If it was right to prosecute Michael Coleman then I would suggest that there but for the grace of God go countless thousands of other individuals who perhaps won’t appear in court because they aren’t on the radar of someone like Mrs Garner.
Uncomfortable as it may be for us to admit, I think Coleman is right in one respect: His conviction poses serious questions about our personal freedoms and the right to free speech.
Voltaire’s oft-quoted statement: “I may disagree with what you say but I’ll defend to the death your right to say it,” comes to mind here.
The fact is we live in a democracy and a free country which is proud of being tolerant and a safe haven for the persecuted and peoples of other races, cultures and creeds.
I think our reputation as this bastion of tolerance is being somewhat undermined by the inability of everything from our judicial system to our national sport’s governing bodies to bring some common sense into the racism debate.

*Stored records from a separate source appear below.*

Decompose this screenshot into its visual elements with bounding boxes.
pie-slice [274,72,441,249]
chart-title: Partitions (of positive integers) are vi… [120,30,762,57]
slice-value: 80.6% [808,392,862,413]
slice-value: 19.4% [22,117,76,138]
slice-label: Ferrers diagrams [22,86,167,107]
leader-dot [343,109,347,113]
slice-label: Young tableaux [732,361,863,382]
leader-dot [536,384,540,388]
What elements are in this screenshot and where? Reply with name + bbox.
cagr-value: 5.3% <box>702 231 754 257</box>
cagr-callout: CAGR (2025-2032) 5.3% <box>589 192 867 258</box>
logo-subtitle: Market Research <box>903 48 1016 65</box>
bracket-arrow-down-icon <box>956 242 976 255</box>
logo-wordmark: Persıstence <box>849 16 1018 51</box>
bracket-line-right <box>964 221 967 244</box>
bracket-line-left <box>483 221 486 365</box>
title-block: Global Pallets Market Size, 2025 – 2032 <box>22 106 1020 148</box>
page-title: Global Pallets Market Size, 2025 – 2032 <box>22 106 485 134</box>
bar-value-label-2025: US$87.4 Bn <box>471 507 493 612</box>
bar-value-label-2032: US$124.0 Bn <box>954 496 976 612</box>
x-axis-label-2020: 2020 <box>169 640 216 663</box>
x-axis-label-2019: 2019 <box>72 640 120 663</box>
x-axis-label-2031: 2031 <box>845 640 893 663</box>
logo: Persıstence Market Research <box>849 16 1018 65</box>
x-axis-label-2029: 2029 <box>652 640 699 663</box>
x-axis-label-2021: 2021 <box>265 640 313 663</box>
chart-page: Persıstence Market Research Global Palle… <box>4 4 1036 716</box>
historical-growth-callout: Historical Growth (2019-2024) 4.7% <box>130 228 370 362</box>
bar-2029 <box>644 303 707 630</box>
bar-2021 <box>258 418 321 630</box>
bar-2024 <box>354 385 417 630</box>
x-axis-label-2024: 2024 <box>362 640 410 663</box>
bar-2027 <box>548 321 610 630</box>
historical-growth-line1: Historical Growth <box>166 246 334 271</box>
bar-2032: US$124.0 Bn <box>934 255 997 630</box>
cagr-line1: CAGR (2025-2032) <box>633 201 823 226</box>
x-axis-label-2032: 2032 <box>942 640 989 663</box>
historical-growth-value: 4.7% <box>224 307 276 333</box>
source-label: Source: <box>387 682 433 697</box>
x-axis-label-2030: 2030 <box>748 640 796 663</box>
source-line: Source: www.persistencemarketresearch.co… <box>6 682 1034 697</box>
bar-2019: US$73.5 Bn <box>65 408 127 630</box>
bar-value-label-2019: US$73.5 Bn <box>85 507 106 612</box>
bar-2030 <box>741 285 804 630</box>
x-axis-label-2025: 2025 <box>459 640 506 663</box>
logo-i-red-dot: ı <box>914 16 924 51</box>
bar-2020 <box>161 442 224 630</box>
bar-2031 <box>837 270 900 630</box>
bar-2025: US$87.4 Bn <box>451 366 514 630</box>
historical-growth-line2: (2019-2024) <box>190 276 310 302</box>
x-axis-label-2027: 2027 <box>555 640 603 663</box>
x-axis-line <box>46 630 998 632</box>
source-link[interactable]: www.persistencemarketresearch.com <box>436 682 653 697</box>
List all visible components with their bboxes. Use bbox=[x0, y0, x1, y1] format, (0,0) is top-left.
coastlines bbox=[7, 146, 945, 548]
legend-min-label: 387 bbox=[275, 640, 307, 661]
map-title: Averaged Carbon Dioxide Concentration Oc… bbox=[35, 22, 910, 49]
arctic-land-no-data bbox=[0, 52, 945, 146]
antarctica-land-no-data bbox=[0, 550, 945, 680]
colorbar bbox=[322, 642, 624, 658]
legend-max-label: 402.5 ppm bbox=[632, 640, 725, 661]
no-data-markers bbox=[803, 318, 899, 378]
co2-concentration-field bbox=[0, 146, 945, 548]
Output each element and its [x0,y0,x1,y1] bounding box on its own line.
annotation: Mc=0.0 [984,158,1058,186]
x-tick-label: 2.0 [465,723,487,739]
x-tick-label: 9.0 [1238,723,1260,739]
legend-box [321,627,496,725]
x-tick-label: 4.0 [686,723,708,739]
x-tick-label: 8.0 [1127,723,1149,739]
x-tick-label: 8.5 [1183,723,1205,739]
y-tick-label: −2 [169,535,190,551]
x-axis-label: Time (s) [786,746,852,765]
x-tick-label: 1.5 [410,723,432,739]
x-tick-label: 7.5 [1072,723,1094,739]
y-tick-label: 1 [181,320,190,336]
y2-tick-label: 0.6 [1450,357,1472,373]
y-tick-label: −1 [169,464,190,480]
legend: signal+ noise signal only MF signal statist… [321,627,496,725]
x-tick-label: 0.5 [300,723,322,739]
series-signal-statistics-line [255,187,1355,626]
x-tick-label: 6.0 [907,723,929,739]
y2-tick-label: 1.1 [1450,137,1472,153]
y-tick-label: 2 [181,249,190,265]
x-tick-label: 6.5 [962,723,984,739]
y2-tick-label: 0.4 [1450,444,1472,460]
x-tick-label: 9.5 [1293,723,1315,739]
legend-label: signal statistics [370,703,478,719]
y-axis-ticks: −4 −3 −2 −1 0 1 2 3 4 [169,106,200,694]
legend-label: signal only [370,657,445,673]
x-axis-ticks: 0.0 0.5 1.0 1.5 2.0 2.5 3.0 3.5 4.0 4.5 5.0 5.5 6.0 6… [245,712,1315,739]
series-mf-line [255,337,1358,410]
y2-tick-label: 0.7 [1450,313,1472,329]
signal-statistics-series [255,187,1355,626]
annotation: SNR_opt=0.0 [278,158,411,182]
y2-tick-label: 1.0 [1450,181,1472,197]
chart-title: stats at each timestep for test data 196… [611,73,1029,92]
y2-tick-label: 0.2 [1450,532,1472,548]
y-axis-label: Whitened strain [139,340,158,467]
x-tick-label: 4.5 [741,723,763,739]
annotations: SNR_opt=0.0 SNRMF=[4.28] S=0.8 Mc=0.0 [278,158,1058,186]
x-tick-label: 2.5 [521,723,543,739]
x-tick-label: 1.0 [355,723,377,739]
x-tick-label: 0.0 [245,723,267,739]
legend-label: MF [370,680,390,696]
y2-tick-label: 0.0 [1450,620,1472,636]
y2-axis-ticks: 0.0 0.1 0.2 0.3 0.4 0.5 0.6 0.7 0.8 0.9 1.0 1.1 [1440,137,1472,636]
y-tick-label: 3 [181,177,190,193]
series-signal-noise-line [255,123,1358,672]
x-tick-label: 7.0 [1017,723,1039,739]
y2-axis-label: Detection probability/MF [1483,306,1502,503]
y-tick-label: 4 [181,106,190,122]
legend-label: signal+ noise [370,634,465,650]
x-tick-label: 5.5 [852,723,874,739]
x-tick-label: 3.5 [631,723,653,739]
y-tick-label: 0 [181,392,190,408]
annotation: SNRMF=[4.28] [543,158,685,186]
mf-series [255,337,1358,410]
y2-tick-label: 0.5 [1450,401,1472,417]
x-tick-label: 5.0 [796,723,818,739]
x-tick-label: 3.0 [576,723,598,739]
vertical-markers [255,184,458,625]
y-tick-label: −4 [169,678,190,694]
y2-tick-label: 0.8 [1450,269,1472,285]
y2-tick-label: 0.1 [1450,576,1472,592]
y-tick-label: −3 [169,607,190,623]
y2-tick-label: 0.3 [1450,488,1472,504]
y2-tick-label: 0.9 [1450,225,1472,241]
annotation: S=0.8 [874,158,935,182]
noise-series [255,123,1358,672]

Different rules and standards seem to be being applied across the board – just take the FA’s kangaroo courts as an example.
It seems you get stiffer sentences these days for offending someone on the internet than you do for burgling a person’s home or mugging them in the street.
Where’s the logic in that?
I don’t, in any way, condone or defend Michael Coleman’s bizarre views but I can’t help but feel that – as a society – we should be able to cope with his minority view without resorting to criminal prosecutions.
Wrong he may be, but a danger to society who is inciting racial hatred? I don’t think so. Only if you let him.
The bigger danger, if you ask me, is the thought police’s propensity to overreact when anyone refuses to spout the vision of Britain being some sort of multi-cultural utopia.
I would suggest it is precisely the treatment dished out to Michael Coleman which is likely to get right-thinking people’s backs up and make them wonder whether they may be a point to his ravings.